Our COVID stats are up as well – I have a dentist appointment June 9th and I think I’ll make my annual eye doc appointment before Fall when we no doubt will surge even more. I may never get my hair professionally cut again – I’ve been trimming it myself with no professional cut since October or November of 2019. That’s not a big worry … in cold weather, my hair is stuffed into a hat and in the warm weather, a high ponytail or messy bun.
I don’t know about those specks on that turtle’s shell. Other readers have suggested pond snails and marsh fleas and now I will add pond barnacles to the list of possibilities. Nature is full of surprises!
I got my hair cut professionally in May 2021 after I became fully vaccinated. It’s been growing since then and I’m just going to keep letting it grow. Will see how long the ponytail gets before I feel safe enough to get another cut. Glad you’re staying safe, my friend!
Interesting about the possibilities – pond snails sounds very plausible to me.

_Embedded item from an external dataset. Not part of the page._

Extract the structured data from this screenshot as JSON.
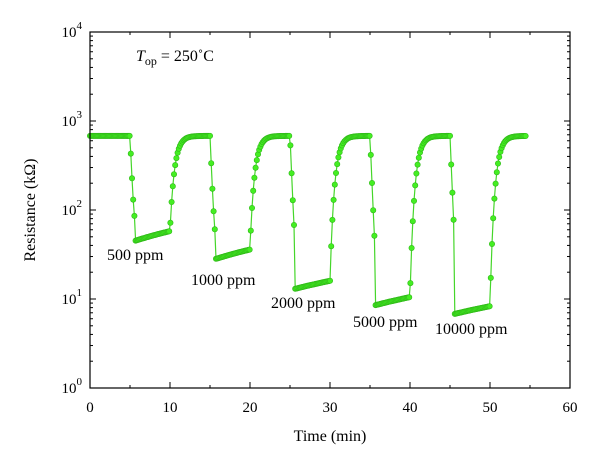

I had thought of being brave and getting mine cut, but now we are one of the counties back to indoor masking again, I’m not ready to make that move. I’ve never given up the mask. I’ve got a dental cleaning on June 9th to have angst about. You stay safe too Barbara. Who knew we would be in our third Summer of being grateful for nature nooks as a calm getaway and escape from the crowds?
If nothing else, this pandemic is teaching us just how little control we have over the natural world. The coronavirus will keep on doing its thing in spite of our efforts to “manage” it. It strikes me how ironic it is that nature is most often a solace for us and yet, it is nature that has given this awful virus.
Yes – we have learned much these past two years. Our mask mandates for indoors are already causing some rebellion. I think health experts are hoping Memorial Day get togethers are able to be held outdoors – we always manage to have at least one day over the long holiday where it pours raining. Yes, that is ironic indeed.
Maybe we’ve entered our own ‘dark ages’ period of history. It’s getting harder and harder to remain optimistic in the face of it all.